Algunos de ustedes recordarán que hace algunas décadas era costumbre en Costa Rica publicar la foto, en la sección de “sociales” de los periódicos, de las jóvenes que celebraban sus quince años, o de aquellas que iban a casarse próximamente, y de vez en cuando, también la de una que otra reina de las fiestas de algún pueblo. Pues bien, esa costumbre, bastante cursi por cierto, dichosamente se fue perdiendo poco a poco y hoy en día la única que ha vencido el paso de los años es la de anunciar las muertes: esquelas más o menos grandes o numerosas dependiendo de la cantidad de empresas o clubes sociales a los que perteneció el individuo o “la individua” que falleció.
Pero cuál no sería mi sorpresa al encontrarme ayer, en la portada de un periódico, una foto que retrotrajo a mi memoria actividades sociales como las de aquella época. Ya no solo era la foto de la jovencita. Era la de toda la familia: la de un papá feliz, abrazado por un solícito muchacho, la linda novia y una mamá sin duda muy ocupada y ataviada, según ella, muy elegantemente. Pensé que se trataba, ni más ni menos, que de un acto de petición de mano.
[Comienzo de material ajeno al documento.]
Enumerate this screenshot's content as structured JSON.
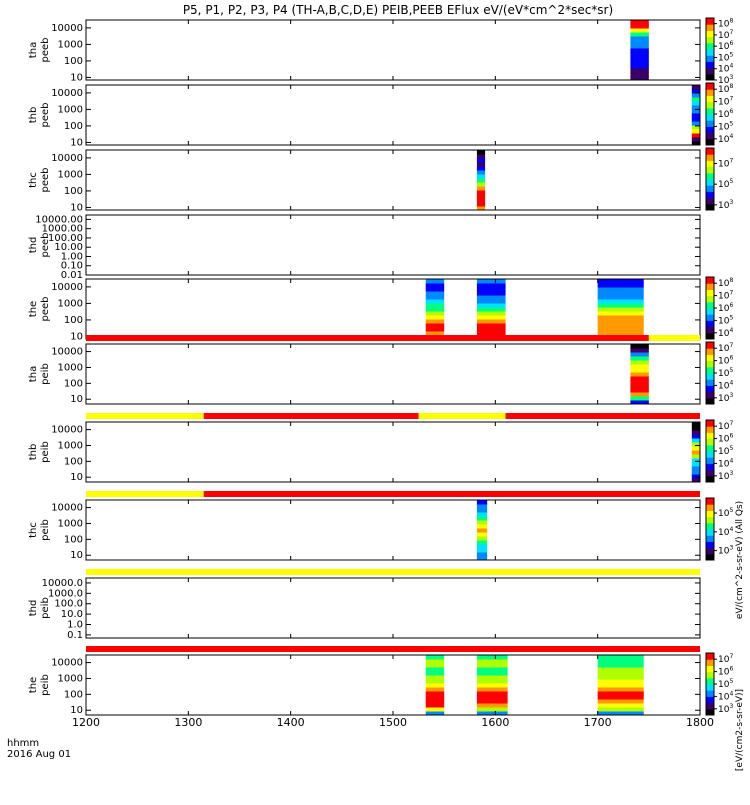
{
  "chart_data": {
    "type": "heatmap",
    "title": "P5, P1, P2, P3, P4 (TH-A,B,C,D,E) PEIB,PEEB EFlux eV/(eV*cm^2*sec*sr)",
    "x_axis": {
      "range": [
        1200,
        1800
      ],
      "ticks": [
        1200,
        1300,
        1400,
        1500,
        1600,
        1700,
        1800
      ],
      "tick_labels": [
        "1200",
        "1300",
        "1400",
        "1500",
        "1600",
        "1700",
        "1800"
      ],
      "label_line1": "hhmm",
      "label_line2": "2016 Aug 01"
    },
    "colorbar_colors": [
      "#000000",
      "#3a0066",
      "#0000ff",
      "#0088ff",
      "#00e0ff",
      "#00ff80",
      "#b0ff00",
      "#ffff00",
      "#ff9900",
      "#ff0000"
    ],
    "panels": [
      {
        "label_line1": "tha",
        "label_line2": "peeb",
        "y_scale": "log",
        "y_range": [
          7,
          30000
        ],
        "y_tick_values": [
          10,
          100,
          1000,
          10000
        ],
        "y_tick_labels": [
          "10",
          "100",
          "1000",
          "10000"
        ],
        "colorbar_tick_labels": [
          "10^3",
          "10^4",
          "10^5",
          "10^6",
          "10^7",
          "10^8"
        ],
        "colorbar_log_range": [
          3,
          8.5
        ],
        "spectra": [
          {
            "x_start": 1732,
            "x_end": 1750,
            "levels": [
              1,
              1,
              1,
              2,
              2,
              2,
              2,
              2,
              3,
              3,
              3,
              5,
              7,
              9,
              9
            ]
          }
        ],
        "mode_bar": null
      },
      {
        "label_line1": "thb",
        "label_line2": "peeb",
        "y_scale": "log",
        "y_range": [
          7,
          30000
        ],
        "y_tick_values": [
          10,
          100,
          1000,
          10000
        ],
        "y_tick_labels": [
          "10",
          "100",
          "1000",
          "10000"
        ],
        "colorbar_tick_labels": [
          "10^4",
          "10^5",
          "10^6",
          "10^7",
          "10^8"
        ],
        "colorbar_log_range": [
          3.5,
          8.5
        ],
        "spectra": [
          {
            "x_start": 1792,
            "x_end": 1800,
            "levels": [
              0,
              1,
              9,
              7,
              6,
              3,
              2,
              2,
              3,
              3,
              4,
              5,
              3,
              2,
              1
            ]
          }
        ],
        "mode_bar": null
      },
      {
        "label_line1": "thc",
        "label_line2": "peeb",
        "y_scale": "log",
        "y_range": [
          7,
          30000
        ],
        "y_tick_values": [
          10,
          100,
          1000,
          10000
        ],
        "y_tick_labels": [
          "10",
          "100",
          "1000",
          "10000"
        ],
        "colorbar_tick_labels": [
          "10^3",
          "10^5",
          "10^7"
        ],
        "colorbar_log_range": [
          2.5,
          8.5
        ],
        "spectra": [
          {
            "x_start": 1582,
            "x_end": 1590,
            "levels": [
              8,
              9,
              9,
              9,
              9,
              8,
              6,
              5,
              4,
              3,
              2,
              1,
              2,
              1,
              0
            ]
          }
        ],
        "mode_bar": null
      },
      {
        "label_line1": "thd",
        "label_line2": "peeb",
        "y_scale": "log",
        "y_range": [
          0.01,
          30000
        ],
        "y_tick_values": [
          0.01,
          0.1,
          1,
          10,
          100,
          1000,
          10000
        ],
        "y_tick_labels": [
          "0.01",
          "0.10",
          "1.00",
          "10.00",
          "100.00",
          "1000.00",
          "10000.00"
        ],
        "colorbar_tick_labels": [],
        "colorbar_log_range": null,
        "spectra": [],
        "mode_bar": null
      },
      {
        "label_line1": "the",
        "label_line2": "peeb",
        "y_scale": "log",
        "y_range": [
          7,
          30000
        ],
        "y_tick_values": [
          10,
          100,
          1000,
          10000
        ],
        "y_tick_labels": [
          "10",
          "100",
          "1000",
          "10000"
        ],
        "colorbar_tick_labels": [
          "10^4",
          "10^5",
          "10^6",
          "10^7",
          "10^8"
        ],
        "colorbar_log_range": [
          3.5,
          8.5
        ],
        "spectra": [
          {
            "x_start": 1532,
            "x_end": 1550,
            "levels": [
              0,
              8,
              9,
              9,
              8,
              7,
              6,
              5,
              5,
              4,
              3,
              3,
              2,
              2,
              3
            ]
          },
          {
            "x_start": 1582,
            "x_end": 1610,
            "levels": [
              0,
              9,
              9,
              9,
              8,
              7,
              6,
              5,
              4,
              3,
              3,
              2,
              2,
              2,
              3
            ]
          },
          {
            "x_start": 1700,
            "x_end": 1745,
            "levels": [
              1,
              8,
              8,
              8,
              8,
              8,
              7,
              6,
              5,
              4,
              3,
              3,
              3,
              2,
              2
            ]
          }
        ],
        "mode_bar": null
      },
      {
        "label_line1": "tha",
        "label_line2": "peib",
        "y_scale": "log",
        "y_range": [
          5,
          30000
        ],
        "y_tick_values": [
          10,
          100,
          1000,
          10000
        ],
        "y_tick_labels": [
          "10",
          "100",
          "1000",
          "10000"
        ],
        "colorbar_tick_labels": [
          "10^3",
          "10^4",
          "10^5",
          "10^6",
          "10^7"
        ],
        "colorbar_log_range": [
          2.5,
          7.5
        ],
        "spectra": [
          {
            "x_start": 1732,
            "x_end": 1750,
            "levels": [
              2,
              5,
              8,
              9,
              9,
              9,
              9,
              8,
              7,
              7,
              6,
              5,
              3,
              1,
              0
            ]
          }
        ],
        "mode_bar": [
          {
            "x_start": 1200,
            "x_end": 1750,
            "color": "#ff0000"
          },
          {
            "x_start": 1750,
            "x_end": 1800,
            "color": "#ffff00"
          }
        ]
      },
      {
        "label_line1": "thb",
        "label_line2": "peib",
        "y_scale": "log",
        "y_range": [
          5,
          30000
        ],
        "y_tick_values": [
          10,
          100,
          1000,
          10000
        ],
        "y_tick_labels": [
          "10",
          "100",
          "1000",
          "10000"
        ],
        "colorbar_tick_labels": [
          "10^3",
          "10^4",
          "10^5",
          "10^6",
          "10^7"
        ],
        "colorbar_log_range": [
          2.5,
          7.5
        ],
        "spectra": [
          {
            "x_start": 1792,
            "x_end": 1800,
            "levels": [
              1,
              2,
              3,
              3,
              4,
              4,
              6,
              8,
              7,
              6,
              4,
              2,
              1,
              0,
              0
            ]
          }
        ],
        "mode_bar": [
          {
            "x_start": 1200,
            "x_end": 1315,
            "color": "#ffff00"
          },
          {
            "x_start": 1315,
            "x_end": 1525,
            "color": "#ff0000"
          },
          {
            "x_start": 1525,
            "x_end": 1610,
            "color": "#ffff00"
          },
          {
            "x_start": 1610,
            "x_end": 1800,
            "color": "#ff0000"
          }
        ]
      },
      {
        "label_line1": "thc",
        "label_line2": "peib",
        "y_scale": "log",
        "y_range": [
          5,
          30000
        ],
        "y_tick_values": [
          10,
          100,
          1000,
          10000
        ],
        "y_tick_labels": [
          "10",
          "100",
          "1000",
          "10000"
        ],
        "colorbar_tick_labels": [
          "10^3",
          "10^4",
          "10^5"
        ],
        "colorbar_log_range": [
          2.5,
          5.8
        ],
        "spectra": [
          {
            "x_start": 1582,
            "x_end": 1592,
            "levels": [
              3,
              3,
              4,
              4,
              5,
              6,
              7,
              8,
              7,
              6,
              5,
              4,
              3,
              3,
              2
            ]
          }
        ],
        "mode_bar": [
          {
            "x_start": 1200,
            "x_end": 1315,
            "color": "#ffff00"
          },
          {
            "x_start": 1315,
            "x_end": 1800,
            "color": "#ff0000"
          }
        ]
      },
      {
        "label_line1": "thd",
        "label_line2": "peib",
        "y_scale": "log",
        "y_range": [
          0.05,
          30000
        ],
        "y_tick_values": [
          0.1,
          1,
          10,
          100,
          1000,
          10000
        ],
        "y_tick_labels": [
          "0.1",
          "1.0",
          "10.0",
          "100.0",
          "1000.0",
          "10000.0"
        ],
        "colorbar_tick_labels": [],
        "colorbar_log_range": null,
        "spectra": [],
        "mode_bar": [
          {
            "x_start": 1200,
            "x_end": 1800,
            "color": "#ffff00"
          }
        ]
      },
      {
        "label_line1": "the",
        "label_line2": "peib",
        "y_scale": "log",
        "y_range": [
          5,
          30000
        ],
        "y_tick_values": [
          10,
          100,
          1000,
          10000
        ],
        "y_tick_labels": [
          "10",
          "100",
          "1000",
          "10000"
        ],
        "colorbar_tick_labels": [
          "10^3",
          "10^4",
          "10^5",
          "10^6",
          "10^7"
        ],
        "colorbar_log_range": [
          2.5,
          7.5
        ],
        "spectra": [
          {
            "x_start": 1532,
            "x_end": 1550,
            "levels": [
              3,
              7,
              9,
              9,
              9,
              9,
              8,
              7,
              6,
              6,
              5,
              5,
              6,
              6,
              5
            ]
          },
          {
            "x_start": 1582,
            "x_end": 1612,
            "levels": [
              3,
              6,
              8,
              9,
              9,
              9,
              8,
              7,
              6,
              6,
              5,
              5,
              6,
              6,
              5
            ]
          },
          {
            "x_start": 1700,
            "x_end": 1745,
            "levels": [
              3,
              6,
              7,
              8,
              9,
              9,
              8,
              7,
              7,
              6,
              6,
              6,
              5,
              5,
              5
            ]
          }
        ],
        "mode_bar": [
          {
            "x_start": 1200,
            "x_end": 1800,
            "color": "#ff0000"
          }
        ]
      }
    ],
    "colorbar_unit_labels": [
      "eV/(cm^2-s-sr-eV) (All Qs)",
      "[eV/(cm2-s-sr-eV)]"
    ]
  }
}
Sin embargo, más adelante, en páginas siguientes, constaté que el padre estaba asediado por muchos pretendientes. Todos lo abrazaban, casi que lo besaban, reían con él a carcajadas, tratando de ganarse, del viejo socarrón, el “sí” que buscaban. Él no se veía acongojado en tan engorroso escenario. Es habilísimo, muy jugado en esas lides y amante de las componendas. Parecía disfrutar enormemente. Daba bromas, desplegaba gestos amorosos, reía sin el recato o cuidado de taparse un poco la boca, y sin duda pensaba que el ganador sería quien más accediese a sus condiciones.
Esa casa nunca había estado tan visitada. Es muy probable que, como a la vieja usanza, todos hayan mandado un ramo de flores como un detalle para toda la familia y que en la tarjetita que se acostumbraba adjuntar hayan enumerado una larga lista de promesas hacia el padre: fidelidad, incondicionalidad, ganancias compartidas, venta del BCR, ciudad gobierno, la ruta del arroz, pero, sobre todo, la defensa a ultranza de su pantagruélica figura.
Pobres yernos con semejantes suegros y con una novia que solo manos honestas podrán dirigir. ¡Ah papelón el de esos personajillos! Parecía, como ha sucedido muchas veces, una obra digna de Molière, con una única diferencia frente a las del gran escritor: que el Tartufo estaba presente por partida cuádruple.